The litre of milk and the revolution that followed in France

Ethical brand ‘C’est Qui Le Patron?’ first launched as French farmers took to the streets demanding fair prices, now it is exported to 10 countries

Published Modified

It started in 2016 with the aim of paying French farmers a fair price for milk. Now ethical brand C’est Qui Le Patron? (CQLP) – Who’s the Boss? – which lets shoppers set the price and production method of goods – has 30-plus food lines.

It has also been exported to 10 countries, including the UK.

It has sold 200million litres of milk and, with sales soaring in the Covid crisis, is allocating funds to help those hit hardest.

Parent group Société des Consommateurs set up a solidarity fund last year for food producers suffering due to the pandemic. In January, members voted to give all 2021 profits to anyone in difficulty.

These are hard cash examples of how it works for a fair deal.

Consumers make most of the decisions: how cows or chickens are reared, the price CQLP should pay and the price to buy in the shop.

Like the original distinctive blue cartons of milk, those decisions mean most items cost a few centimes more than others.

Coquillette pasta is €1.24 for 500g while, for example, the Panzani brand prices can drop to €0.82, but farmers got €0.26/ kg for wheat last August, against €0.18 on the open market.

The brand launched as farmers took to the streets demanding fair prices, and the milk was first intended to give shoppers confidence in agriculture by letting them set production methods.

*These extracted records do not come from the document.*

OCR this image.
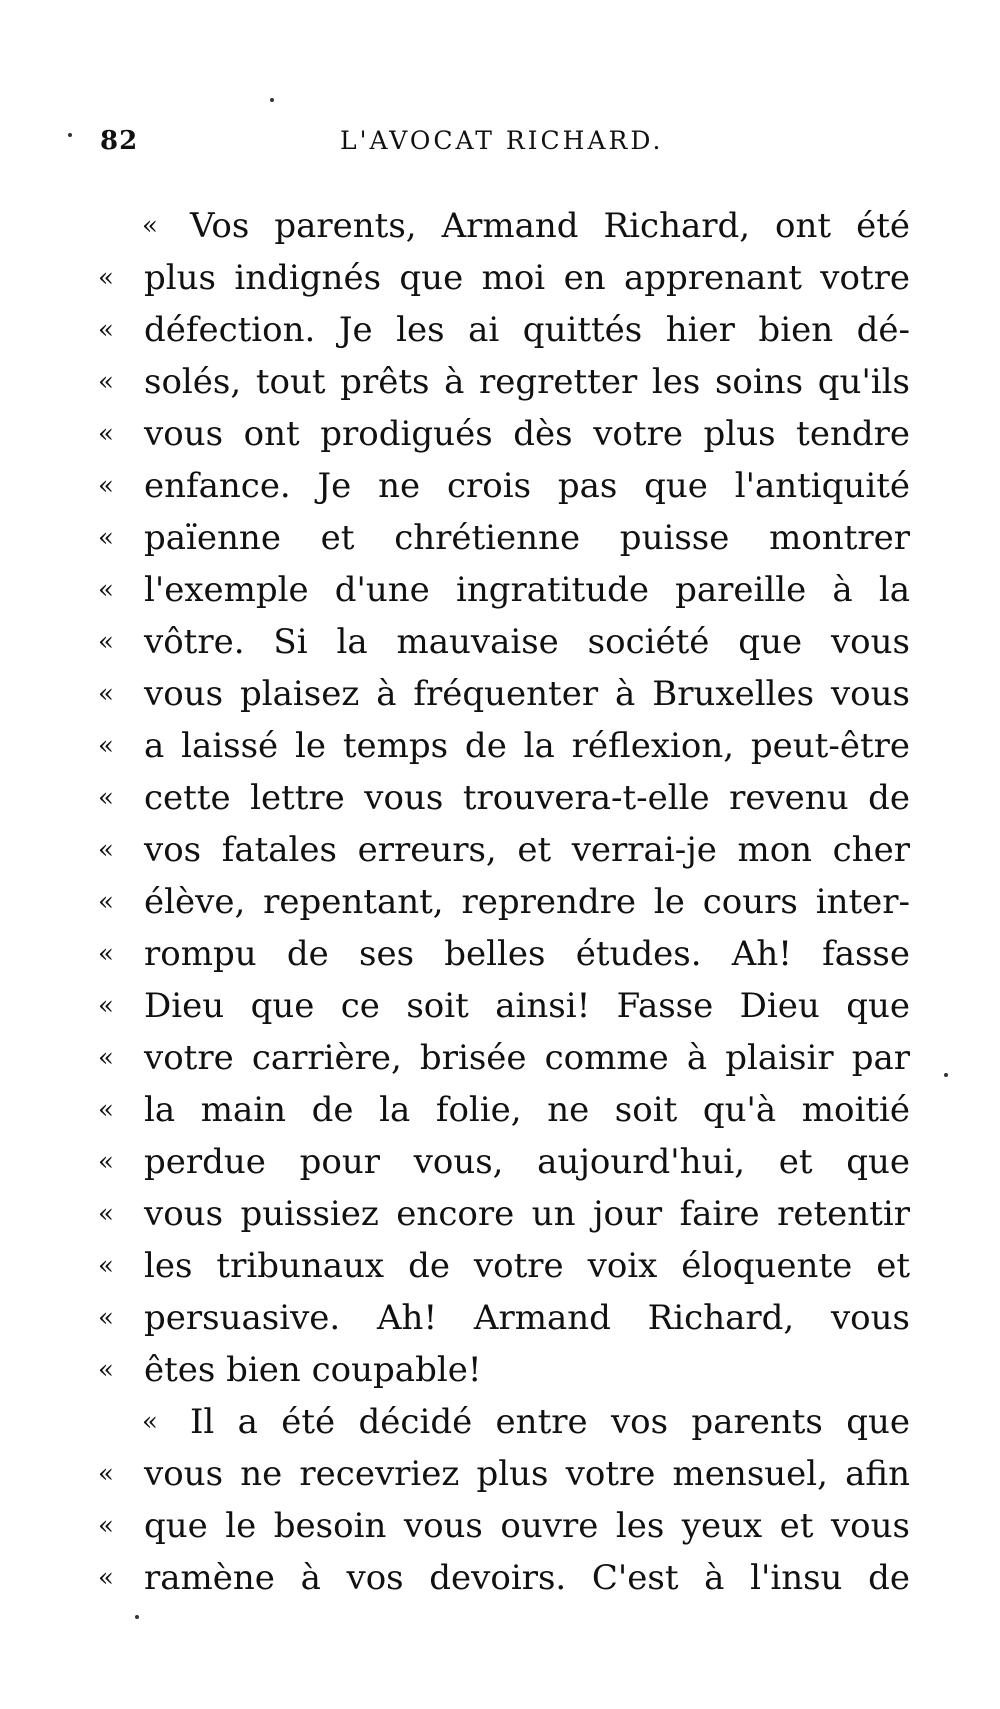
82	L'AVOCAT RICHARD.
« Vos parents, Armand Richard, ont été
« plus indignés que moi en apprenant votre
« défection. Je les ai quittés hier bien dé-
« solés, tout prêts à regretter les soins qu'ils
« vous ont prodigués dès votre plus tendre
« enfance. Je ne crois pas que l'antiquité
« païenne et chrétienne puisse montrer
« l'exemple d'une ingratitude pareille à la
« vôtre. Si la mauvaise société que vous
« vous plaisez à fréquenter à Bruxelles vous
« a laissé le temps de la réflexion, peut-être
« cette lettre vous trouvera-t-elle revenu de
« vos fatales erreurs, et verrai-je mon cher
« élève, repentant, reprendre le cours inter-
« rompu de ses belles études. Ah! fasse
« Dieu que ce soit ainsi! Fasse Dieu que
« votre carrière, brisée comme à plaisir par
« la main de la folie, ne soit qu'à moitié
« perdue pour vous, aujourd'hui, et que
« vous puissiez encore un jour faire retentir
« les tribunaux de votre voix éloquente et
« persuasive. Ah! Armand Richard, vous
« êtes bien coupable!
« Il a été décidé entre vos parents que
« vous ne recevriez plus votre mensuel, afin
« que le besoin vous ouvre les yeux et vous
« ramène à vos devoirs. C'est à l'insu de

Then founders Nicolas Chabanne and Laurent Pasquier added fair pricing, and it let buyers feel good and ease their consciences for not much cost.

Now sold in most big supermarkets, it is one of the industry’s best-selling new brands and led to others, such as butter – France’s No1 organic butter – eggs, chicken, potatoes, pizzas, baguettes and apple juice. The co-op takes 5% of sales for investment and has more than 10,000 sociétaires, who paid €1 a share and, as firm converts, act as marketing and quality control.

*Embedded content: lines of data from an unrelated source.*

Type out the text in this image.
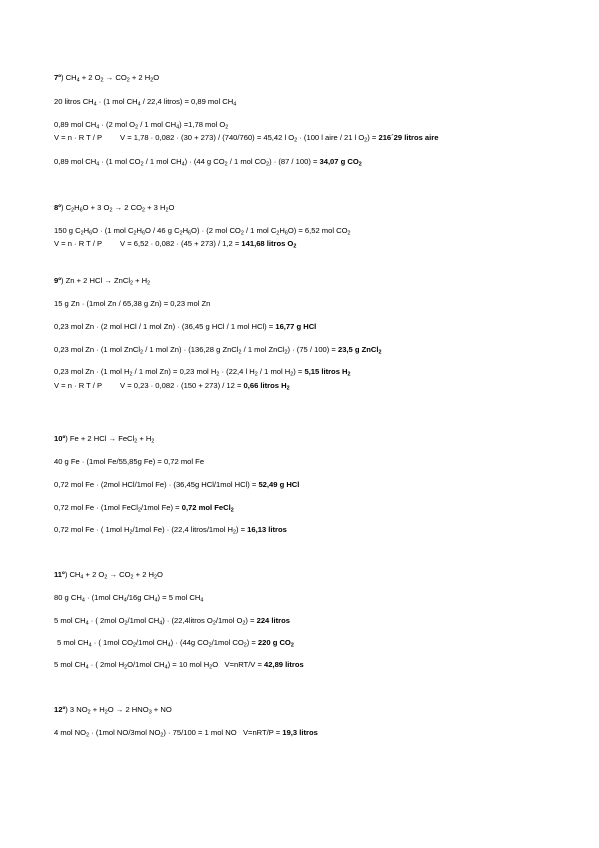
7º) $CH_4 + 2$ $O_2 \to CO_2 + 2$ $H_2O$
20 litros $CH_4 \cdot (1$ mol $CH_4 / 22,4$ litros) = 0,89 mol $CH_4$
0,89 mol $CH_4 \cdot (2$ mol $O_2 / 1$ mol $CH_4) =1,78$ mol $O_2$
V = n · R T / P V = 1,78 · 0,082 · (30 + 273) / (740/760) = 45,42 l $O_2 \cdot (100$ l aire / 21 l $O_2$) = 216´29 litros aire
0,89 mol $CH_4 \cdot (1$ mol $CO_2 / 1$ mol $CH_4) \cdot (44$ g $CO_2 / 1$ mol $CO_2) \cdot (87 / 100) = 34,07$ g $CO_2$
8º) $C_2H_6O + 3$ $O_2 \to 2$ $CO_2 + 3$ $H_2O$
150 g $C_2H_6O \cdot (1$ mol $C_2H_6O / 46$ g $C_2H_6O) \cdot (2$ mol $CO_2 / 1$ mol $C_2H_6O) = 6,52$ mol $CO_2$
V = n · R T / P V = 6,52 · 0,082 · (45 + 273) / 1,2 = 141,68 litros $O_2$
9º) Zn + 2 HCl → ZnCl$_2$ + $H_2$
15 g Zn · (1mol Zn / 65,38 g Zn) = 0,23 mol Zn
0,23 mol Zn · (2 mol HCl / 1 mol Zn) · (36,45 g HCl / 1 mol HCl) = 16,77 g HCl
0,23 mol Zn · (1 mol ZnCl$_2$ / 1 mol Zn) · (136,28 g ZnCl$_2$ / 1 mol ZnCl$_2$) · (75 / 100) = 23,5 g ZnCl$_2$
0,23 mol Zn · (1 mol $H_2 / 1$ mol Zn) = 0,23 mol $H_2 \cdot (22,4$ l $H_2 / 1$ mol $H_2) = 5,15$ litros $H_2$
V = n · R T / P V = 0,23 · 0,082 · (150 + 273) / 12 = 0,66 litros $H_2$
10º) Fe + 2 HCl → FeCl$_2$ + $H_2$
40 g Fe · (1mol Fe/55,85g Fe) = 0,72 mol Fe
0,72 mol Fe · (2mol HCl/1mol Fe) · (36,45g HCl/1mol HCl) = 52,49 g HCl
0,72 mol Fe · (1mol FeCl$_2$/1mol Fe) = 0,72 mol FeCl$_2$
0,72 mol Fe · ( 1mol $H_2/1mol$ Fe) · (22,4 litros/1mol $H_2) = 16,13$ litros
11º) $CH_4 + 2$ $O_2 \to CO_2 + 2$ $H_2O$
80 g $CH_4 \cdot (1mol$ $CH_4/16g$ $CH_4) = 5$ mol $CH_4$
5 mol $CH_4$ · ( 2mol $O_2/1mol$ $CH_4$) · (22,4litros $O_2/1mol$ $O_2) = 224$ litros
5 mol $CH_4$ · ( 1mol $CO_2/1mol$ $CH_4) \cdot (44g$ $CO_2/1mol$ $CO_2) = 220$ g $CO_2$
5 mol $CH_4$ · ( 2mol $H_2O/1mol$ $CH_4) = 10$ mol $H_2O$   V=nRT/V = 42,89 litros
12º) 3 $NO_2 + H_2O \to 2$ $HNO_3$ + NO
4 mol $NO_2 \cdot (1mol$ NO/3mol $NO_2) \cdot 75/100 = 1$ mol NO   V=nRT/P = 19,3 litros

It will open in the UK soon.

Benjamin Chartoire, responsible for the brand abroad, said: “Products have an online survey where anyone can select the desired characteristics.

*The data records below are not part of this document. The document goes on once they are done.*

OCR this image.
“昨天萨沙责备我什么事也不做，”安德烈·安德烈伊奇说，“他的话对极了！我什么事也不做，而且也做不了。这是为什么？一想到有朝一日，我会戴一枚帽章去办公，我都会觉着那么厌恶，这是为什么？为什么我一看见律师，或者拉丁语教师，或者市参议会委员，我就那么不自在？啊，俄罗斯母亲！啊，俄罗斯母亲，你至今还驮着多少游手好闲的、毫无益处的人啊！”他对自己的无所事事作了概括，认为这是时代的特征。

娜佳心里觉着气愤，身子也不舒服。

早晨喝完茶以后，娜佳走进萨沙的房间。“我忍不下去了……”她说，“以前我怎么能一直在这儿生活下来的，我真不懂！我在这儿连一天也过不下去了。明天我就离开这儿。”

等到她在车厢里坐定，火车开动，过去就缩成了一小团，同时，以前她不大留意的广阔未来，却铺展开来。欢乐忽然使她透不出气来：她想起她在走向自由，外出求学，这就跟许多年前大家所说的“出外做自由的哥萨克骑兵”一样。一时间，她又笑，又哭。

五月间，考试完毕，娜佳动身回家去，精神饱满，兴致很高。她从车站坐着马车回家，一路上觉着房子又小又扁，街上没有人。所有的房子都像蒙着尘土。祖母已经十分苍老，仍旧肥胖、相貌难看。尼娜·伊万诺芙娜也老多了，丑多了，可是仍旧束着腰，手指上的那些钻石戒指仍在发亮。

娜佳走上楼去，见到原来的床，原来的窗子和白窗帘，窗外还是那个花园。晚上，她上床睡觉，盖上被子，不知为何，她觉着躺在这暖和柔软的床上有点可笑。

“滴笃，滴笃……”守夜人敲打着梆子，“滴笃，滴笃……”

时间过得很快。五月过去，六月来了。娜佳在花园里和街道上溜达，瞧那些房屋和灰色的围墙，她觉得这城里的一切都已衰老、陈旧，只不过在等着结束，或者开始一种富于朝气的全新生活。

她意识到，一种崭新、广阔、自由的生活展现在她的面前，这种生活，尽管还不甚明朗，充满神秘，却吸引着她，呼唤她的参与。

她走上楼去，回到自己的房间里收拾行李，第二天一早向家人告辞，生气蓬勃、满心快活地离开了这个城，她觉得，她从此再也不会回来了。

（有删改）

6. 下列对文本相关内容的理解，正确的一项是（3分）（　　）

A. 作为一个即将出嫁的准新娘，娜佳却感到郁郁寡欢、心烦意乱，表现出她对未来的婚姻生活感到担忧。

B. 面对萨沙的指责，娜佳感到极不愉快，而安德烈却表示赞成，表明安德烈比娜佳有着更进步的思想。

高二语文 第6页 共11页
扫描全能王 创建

“For eggs in the UK, the animal welfare section offers a choice of barn, enriched colony cage, free range or organic.

“For price to the farmer, you can select ‘market price’, which may not cover the farmer’s costs; ‘break even’; ‘fair price to cover costs and reinvest’; or ‘fair price and ability to employ a relief farmer’, to give them time off. We also suggest prices.”

The brand team then negotiates with producers, processors and retailers to bring items to market as agreed.

Farmers must agree to abide by the rules, with regular checks – sausages were withdrawn in France as they no longer met the rules.

'I admire its simplicity, its effectiveness and its transparency'

Dairy farmer Martial Darbon was involved early and said: “I admire its simplicity, its effectiveness and its transparency.

“Farmers work hard and this gives a decent return and gives consumers faith in what they buy. I like how French consumers are now interested in where their food comes from.”